Oui, l’Union Dentaire a eu raison de ne pas participer à cette réunion. Notre syndicat a ainsi affirmé son opposition à un projet que nous jugeons néfaste pour la profession. Nous avons refusé de cautionner la véritable parade médiatique qui a accompagné la conférence de presse ministérielle, et nous avons voulu avant tout que personne ne puisse imaginer que l’UD apporte, par sa présence, le moindre soutien à cette initiative gouvernementale. Cela doit être clair pour tous : cette promesse présidentielle n’est pas la nôtre !
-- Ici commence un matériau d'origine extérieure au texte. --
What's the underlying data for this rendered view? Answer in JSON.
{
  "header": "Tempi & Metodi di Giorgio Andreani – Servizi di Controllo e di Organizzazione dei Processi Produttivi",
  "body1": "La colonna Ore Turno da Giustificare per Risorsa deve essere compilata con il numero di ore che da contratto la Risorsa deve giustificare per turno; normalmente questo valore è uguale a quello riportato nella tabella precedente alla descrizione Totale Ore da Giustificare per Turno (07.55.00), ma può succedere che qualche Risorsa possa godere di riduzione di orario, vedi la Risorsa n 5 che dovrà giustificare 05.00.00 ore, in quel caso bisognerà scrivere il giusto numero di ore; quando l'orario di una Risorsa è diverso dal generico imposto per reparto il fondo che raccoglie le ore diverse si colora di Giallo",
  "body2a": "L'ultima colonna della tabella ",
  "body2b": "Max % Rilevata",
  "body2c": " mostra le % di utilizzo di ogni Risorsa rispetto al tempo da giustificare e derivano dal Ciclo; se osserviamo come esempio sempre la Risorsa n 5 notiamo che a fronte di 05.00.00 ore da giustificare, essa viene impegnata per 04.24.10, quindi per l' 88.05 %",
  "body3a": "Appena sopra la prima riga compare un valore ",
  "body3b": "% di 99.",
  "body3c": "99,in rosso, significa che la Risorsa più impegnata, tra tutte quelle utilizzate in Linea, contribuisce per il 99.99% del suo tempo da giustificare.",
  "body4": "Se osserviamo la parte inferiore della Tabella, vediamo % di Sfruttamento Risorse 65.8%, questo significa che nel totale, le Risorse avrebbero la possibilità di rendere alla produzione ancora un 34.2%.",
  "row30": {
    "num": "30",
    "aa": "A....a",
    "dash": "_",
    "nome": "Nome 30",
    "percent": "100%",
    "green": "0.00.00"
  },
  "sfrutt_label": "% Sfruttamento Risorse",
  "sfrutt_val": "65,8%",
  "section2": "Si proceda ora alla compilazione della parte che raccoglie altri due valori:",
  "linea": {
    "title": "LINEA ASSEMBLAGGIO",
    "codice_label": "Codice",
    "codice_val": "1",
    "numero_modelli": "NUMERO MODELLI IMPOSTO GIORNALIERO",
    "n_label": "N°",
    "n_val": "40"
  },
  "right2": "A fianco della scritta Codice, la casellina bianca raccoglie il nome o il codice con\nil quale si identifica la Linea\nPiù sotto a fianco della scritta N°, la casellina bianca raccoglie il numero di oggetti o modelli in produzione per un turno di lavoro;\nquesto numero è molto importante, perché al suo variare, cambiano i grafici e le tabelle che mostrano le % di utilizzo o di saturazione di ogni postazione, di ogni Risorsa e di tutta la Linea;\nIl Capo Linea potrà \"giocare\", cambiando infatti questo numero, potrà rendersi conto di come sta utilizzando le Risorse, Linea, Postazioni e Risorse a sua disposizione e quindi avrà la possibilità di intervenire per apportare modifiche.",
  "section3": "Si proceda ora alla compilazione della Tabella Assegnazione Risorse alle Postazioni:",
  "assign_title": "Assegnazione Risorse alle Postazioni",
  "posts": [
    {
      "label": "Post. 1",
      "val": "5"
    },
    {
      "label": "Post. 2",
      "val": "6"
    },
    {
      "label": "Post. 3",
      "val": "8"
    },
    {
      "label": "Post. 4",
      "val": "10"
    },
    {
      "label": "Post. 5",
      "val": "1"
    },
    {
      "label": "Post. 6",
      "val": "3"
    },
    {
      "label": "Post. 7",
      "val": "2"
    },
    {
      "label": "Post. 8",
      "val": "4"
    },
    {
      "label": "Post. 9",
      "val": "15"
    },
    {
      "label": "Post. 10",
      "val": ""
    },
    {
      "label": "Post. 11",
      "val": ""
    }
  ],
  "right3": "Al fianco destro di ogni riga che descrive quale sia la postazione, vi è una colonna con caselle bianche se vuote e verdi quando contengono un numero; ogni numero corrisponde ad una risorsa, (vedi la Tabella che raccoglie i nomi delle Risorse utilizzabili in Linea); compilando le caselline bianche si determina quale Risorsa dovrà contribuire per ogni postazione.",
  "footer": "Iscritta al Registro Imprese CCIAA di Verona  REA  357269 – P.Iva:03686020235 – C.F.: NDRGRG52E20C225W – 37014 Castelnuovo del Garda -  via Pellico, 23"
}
Comme par hasard, le magazine « 60 millions de consommateurs » publie la même semaine un article sur la disparité des tarifs de prothèses dentaires selon les lieux géographiques…Simultanéité bien troublante : une fois encore, nous avons pu assister – au moment même des annonces de la ministre de la Santé sur le RAC 0 – à un véritable lynchage médiatique, accompagné de l’habituelle mise au pilori de notre profession, condamnée au « dentist-bashing ».

 

C’est aussi pour cela que nous avons choisi de ne pas nous y rendre !

 

Pour autant, il n’est pas question pour l’UD de chercher à évacuer le problème, car celui-ci est bien réel. Le thème du RAC 0 suscite, nous l’avons déjà évoqué, une grande incompréhension et une multitude d’interrogations, mêlées à une colère légitime de la part des chirurgiens-dentistes. C’est pour cela que nous assumerons pleinement, jusqu’au bout, notre rôle de négociateur.

Comme les deux autres syndicats représentatifs de la profession, qui ont participé à toutes les séances de négociations conventionnelles, nous avons admis le principe des plafonnements. Mais nous n’accepterons jamais qu’on nous les impose sans dialogue, sans concertation ni négociation. Ce tir groupé contre les chirurgiens-dentistes, qui ressemble fort à une collusion, n’est là, nous le savons, que pour augmenter encore davantage la pression qui s’exerce sur les négociations conventionnelles actuelles.

 

Ce que l’Union Dentaire veut obtenir, c’est la différenciation dans la phase de négociations entre les deux éléments que sont la convention et le RAC 0. Mais il faudra, bien évidemment, tout négocier. Sinon, nous laisserions le champ libre et la main à la Direction de la Sécurité sociale (DSS), qui ne manquerait pas de nous imposer un RAC 0 ravageur et sans contreparties, une situation que la profession a déjà vécue pour la CMU en 1999, avec une décision unilatérale de la part du pouvoir politique. Nous ne voulons pas que cela se reproduise avec le RAC 0 !

Obtenir que ce RAC 0 soit le plus réduit possible en nature et en nombre d’actes et faire en sorte que ces derniers soient valorisés le plus convenablement possible : c’est aujourd’hui, et cela restera, un des combats majeurs de notre syndicat. Un combat auquel se rajoute bien évidemment celui pour l’obtention d’un espace pérenne de liberté, permettant à tout chirurgien-dentiste, quel que soit l’acte réalisé, de pratiquer des soins innovants et en rapport avec les données acquises de la science.